À Davos, Dario Amodei ne s’est pas exprimé en observateur inquiet de l’avenir du travail, mais en dirigeant technologique mettant en avant la puissance croissante de son produit.

Le PDG d’Anthropic, entreprise américaine spécialisée dans l’intelligence artificielle générative et à l’origine du modèle « Claude », a expliqué que les progrès récents de l’IA permettent désormais d’envisager une automatisation très large des tâches de développement logiciel.

Une transformation en cours des besoins en compétences

Selon lui, dans un avenir proche, les modèles d’IA pourront écrire, tester, corriger et maintenir du code de bout en bout, avec une intervention humaine réduite à des fonctions de supervision. « Nous pourrions être à un horizon de six à douze mois de modèles capables d’assurer, de bout en bout, l’ensemble des tâches réalisées par les ingénieurs logiciels« .

Amodei a d’ailleurs souligné que, dans certaines équipes, les ingénieurs passent déjà moins de temps à coder eux-mêmes qu’à relire, orienter et valider le code produit par l’IA.

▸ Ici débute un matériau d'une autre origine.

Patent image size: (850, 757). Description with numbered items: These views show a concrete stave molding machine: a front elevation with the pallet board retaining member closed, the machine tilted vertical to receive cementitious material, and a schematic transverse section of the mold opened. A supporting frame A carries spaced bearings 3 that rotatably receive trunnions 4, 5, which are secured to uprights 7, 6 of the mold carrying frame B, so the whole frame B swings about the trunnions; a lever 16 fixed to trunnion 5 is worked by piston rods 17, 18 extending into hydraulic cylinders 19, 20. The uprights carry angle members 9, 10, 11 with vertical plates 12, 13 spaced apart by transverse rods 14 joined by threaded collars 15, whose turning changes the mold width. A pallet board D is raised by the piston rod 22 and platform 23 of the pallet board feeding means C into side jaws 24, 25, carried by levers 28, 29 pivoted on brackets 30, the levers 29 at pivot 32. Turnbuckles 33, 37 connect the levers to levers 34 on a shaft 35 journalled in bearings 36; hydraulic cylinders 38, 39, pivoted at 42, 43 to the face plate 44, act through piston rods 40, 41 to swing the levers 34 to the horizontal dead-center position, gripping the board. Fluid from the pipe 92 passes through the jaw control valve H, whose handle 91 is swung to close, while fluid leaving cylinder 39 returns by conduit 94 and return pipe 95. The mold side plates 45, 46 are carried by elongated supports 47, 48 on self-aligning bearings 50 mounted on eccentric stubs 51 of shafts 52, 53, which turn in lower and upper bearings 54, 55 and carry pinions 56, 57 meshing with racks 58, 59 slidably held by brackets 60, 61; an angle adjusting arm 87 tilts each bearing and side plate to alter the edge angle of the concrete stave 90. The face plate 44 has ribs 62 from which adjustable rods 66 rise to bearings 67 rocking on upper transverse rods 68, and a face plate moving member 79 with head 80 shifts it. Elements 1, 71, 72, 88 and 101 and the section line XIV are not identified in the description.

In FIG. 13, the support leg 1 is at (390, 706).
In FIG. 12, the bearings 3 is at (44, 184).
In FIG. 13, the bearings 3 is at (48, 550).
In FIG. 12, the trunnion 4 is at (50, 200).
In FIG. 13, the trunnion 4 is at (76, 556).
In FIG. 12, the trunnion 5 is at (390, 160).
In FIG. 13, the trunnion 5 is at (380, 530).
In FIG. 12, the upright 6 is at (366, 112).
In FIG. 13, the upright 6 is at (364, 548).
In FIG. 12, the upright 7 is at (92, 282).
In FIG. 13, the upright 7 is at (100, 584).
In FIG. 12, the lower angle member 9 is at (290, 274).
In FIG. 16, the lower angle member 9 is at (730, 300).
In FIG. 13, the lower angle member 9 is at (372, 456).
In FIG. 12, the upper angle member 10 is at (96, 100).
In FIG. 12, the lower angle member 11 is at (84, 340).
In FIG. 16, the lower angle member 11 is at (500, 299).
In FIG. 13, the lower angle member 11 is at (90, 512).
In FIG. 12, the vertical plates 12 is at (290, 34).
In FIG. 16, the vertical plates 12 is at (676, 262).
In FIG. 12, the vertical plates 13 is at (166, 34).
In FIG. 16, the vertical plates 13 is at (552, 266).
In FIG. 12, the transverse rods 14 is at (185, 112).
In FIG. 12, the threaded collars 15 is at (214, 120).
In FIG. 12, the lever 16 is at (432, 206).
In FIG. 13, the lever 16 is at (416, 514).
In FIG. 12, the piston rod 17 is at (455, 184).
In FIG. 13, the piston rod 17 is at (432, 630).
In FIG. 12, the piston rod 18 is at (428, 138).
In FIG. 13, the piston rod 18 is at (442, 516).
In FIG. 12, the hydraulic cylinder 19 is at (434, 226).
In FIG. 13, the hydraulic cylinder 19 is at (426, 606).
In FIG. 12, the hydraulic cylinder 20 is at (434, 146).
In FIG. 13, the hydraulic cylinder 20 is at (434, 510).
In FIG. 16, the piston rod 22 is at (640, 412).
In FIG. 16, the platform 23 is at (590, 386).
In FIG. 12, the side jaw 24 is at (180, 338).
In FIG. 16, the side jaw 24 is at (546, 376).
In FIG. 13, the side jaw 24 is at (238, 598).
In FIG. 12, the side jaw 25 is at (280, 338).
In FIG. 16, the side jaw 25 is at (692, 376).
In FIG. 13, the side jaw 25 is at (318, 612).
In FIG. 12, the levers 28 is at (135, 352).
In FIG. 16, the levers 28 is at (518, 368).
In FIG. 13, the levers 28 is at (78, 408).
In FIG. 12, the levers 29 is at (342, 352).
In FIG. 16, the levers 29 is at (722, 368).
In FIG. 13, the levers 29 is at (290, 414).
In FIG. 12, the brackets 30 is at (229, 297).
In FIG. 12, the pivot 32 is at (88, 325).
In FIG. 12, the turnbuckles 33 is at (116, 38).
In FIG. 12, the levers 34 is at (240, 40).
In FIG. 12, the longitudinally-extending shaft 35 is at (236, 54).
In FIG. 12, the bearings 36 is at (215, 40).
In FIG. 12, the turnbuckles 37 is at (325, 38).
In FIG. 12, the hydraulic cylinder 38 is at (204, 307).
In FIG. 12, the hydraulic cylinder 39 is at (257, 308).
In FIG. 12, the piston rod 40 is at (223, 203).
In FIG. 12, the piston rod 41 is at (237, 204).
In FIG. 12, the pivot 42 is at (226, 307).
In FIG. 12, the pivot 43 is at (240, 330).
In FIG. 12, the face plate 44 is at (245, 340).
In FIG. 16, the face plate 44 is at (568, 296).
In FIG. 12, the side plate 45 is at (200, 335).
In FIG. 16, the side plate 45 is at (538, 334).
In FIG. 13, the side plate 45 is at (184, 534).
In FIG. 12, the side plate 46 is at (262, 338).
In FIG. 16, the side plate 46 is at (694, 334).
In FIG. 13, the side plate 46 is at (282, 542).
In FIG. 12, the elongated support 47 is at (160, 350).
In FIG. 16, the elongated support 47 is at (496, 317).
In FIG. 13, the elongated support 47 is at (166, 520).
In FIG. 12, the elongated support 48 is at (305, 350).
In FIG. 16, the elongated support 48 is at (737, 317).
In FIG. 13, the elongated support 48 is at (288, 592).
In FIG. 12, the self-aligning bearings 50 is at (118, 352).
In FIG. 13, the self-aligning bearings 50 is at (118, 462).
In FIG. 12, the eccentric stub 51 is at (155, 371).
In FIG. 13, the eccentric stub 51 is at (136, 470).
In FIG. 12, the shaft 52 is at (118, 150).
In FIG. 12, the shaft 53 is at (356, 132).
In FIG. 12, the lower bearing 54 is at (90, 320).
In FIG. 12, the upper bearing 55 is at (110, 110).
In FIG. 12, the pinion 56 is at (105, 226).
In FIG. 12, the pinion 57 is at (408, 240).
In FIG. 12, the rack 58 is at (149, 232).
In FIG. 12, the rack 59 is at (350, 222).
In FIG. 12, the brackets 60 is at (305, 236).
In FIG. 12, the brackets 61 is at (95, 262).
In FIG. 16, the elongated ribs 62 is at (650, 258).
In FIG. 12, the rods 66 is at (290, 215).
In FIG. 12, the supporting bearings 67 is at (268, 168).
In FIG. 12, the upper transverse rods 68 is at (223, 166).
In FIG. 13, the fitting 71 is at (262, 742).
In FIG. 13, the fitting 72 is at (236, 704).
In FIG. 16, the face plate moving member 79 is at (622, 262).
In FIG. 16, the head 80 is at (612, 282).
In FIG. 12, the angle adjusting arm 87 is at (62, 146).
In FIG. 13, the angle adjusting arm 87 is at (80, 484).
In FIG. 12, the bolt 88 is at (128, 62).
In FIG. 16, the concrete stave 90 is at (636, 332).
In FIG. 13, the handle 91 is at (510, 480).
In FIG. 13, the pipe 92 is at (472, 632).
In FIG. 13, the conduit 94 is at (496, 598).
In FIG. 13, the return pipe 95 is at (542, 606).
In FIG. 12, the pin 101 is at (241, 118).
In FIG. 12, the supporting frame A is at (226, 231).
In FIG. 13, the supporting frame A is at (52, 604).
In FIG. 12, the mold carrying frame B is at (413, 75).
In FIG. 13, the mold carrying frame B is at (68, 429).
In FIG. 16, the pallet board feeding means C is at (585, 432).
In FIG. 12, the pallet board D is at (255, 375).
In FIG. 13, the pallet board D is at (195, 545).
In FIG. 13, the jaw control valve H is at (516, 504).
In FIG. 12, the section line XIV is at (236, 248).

La valeur ajoutée humaine se déplacerait ainsi vers la définition des objectifs, l’architecture des systèmes et le contrôle de la qualité, plutôt que vers l’exécution technique.

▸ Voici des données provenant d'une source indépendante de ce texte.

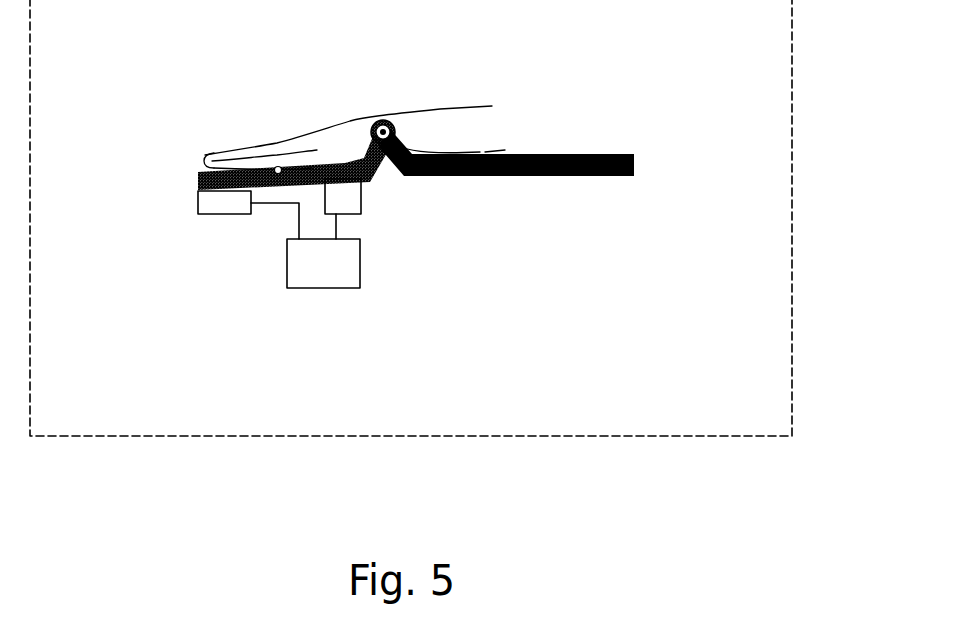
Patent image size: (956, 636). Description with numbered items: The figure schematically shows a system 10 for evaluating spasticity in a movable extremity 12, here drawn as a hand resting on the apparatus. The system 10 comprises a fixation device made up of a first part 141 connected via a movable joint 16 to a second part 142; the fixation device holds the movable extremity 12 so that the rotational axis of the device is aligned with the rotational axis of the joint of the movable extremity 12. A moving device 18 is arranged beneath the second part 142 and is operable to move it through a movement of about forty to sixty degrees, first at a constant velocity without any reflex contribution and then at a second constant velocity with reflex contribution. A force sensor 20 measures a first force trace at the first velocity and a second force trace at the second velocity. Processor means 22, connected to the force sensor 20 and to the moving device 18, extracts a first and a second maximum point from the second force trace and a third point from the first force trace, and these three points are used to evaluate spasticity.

The system 10 is at (792, 145).
The movable extremity 12 is at (252, 143).
The first part 141 is at (568, 178).
The second part 142 is at (200, 179).
The movable joint 16 is at (376, 118).
The moving device 18 is at (210, 214).
The force sensor 20 is at (361, 195).
The processor means 22 is at (360, 270).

Cette prise de position s’inscrit dans un discours plus large tenu à Davos par plusieurs dirigeants du secteur de l’IA.

Demis Hassabis, PDG de Google DeepMind, a notamment évoqué une transformation en cours des besoins en compétences.

Sans annoncer de suppressions massives d’emplois, ces dirigeants convergent sur l’idée que l’automatisation par l’IA modifie rapidement la structure de la demande de travail dans les métiers technologiques.

Dans ce contexte, certaines entreprises pourraient revoir leurs stratégies de recrutement. Plutôt que de constituer de larges équipes de développeurs, elles pourraient privilégier des profils plus expérimentés, capables de concevoir des systèmes complexes, de piloter des agents d’IA et de formuler des instructions efficaces, ce que l’on désigne de plus en plus comme le prompt engineering.

L’ingénieur logiciel ne disparaît pas, mais son rôle se recompose autour de fonctions d’orchestration et de responsabilité, dans un environnement où l’exécution est largement automatisée.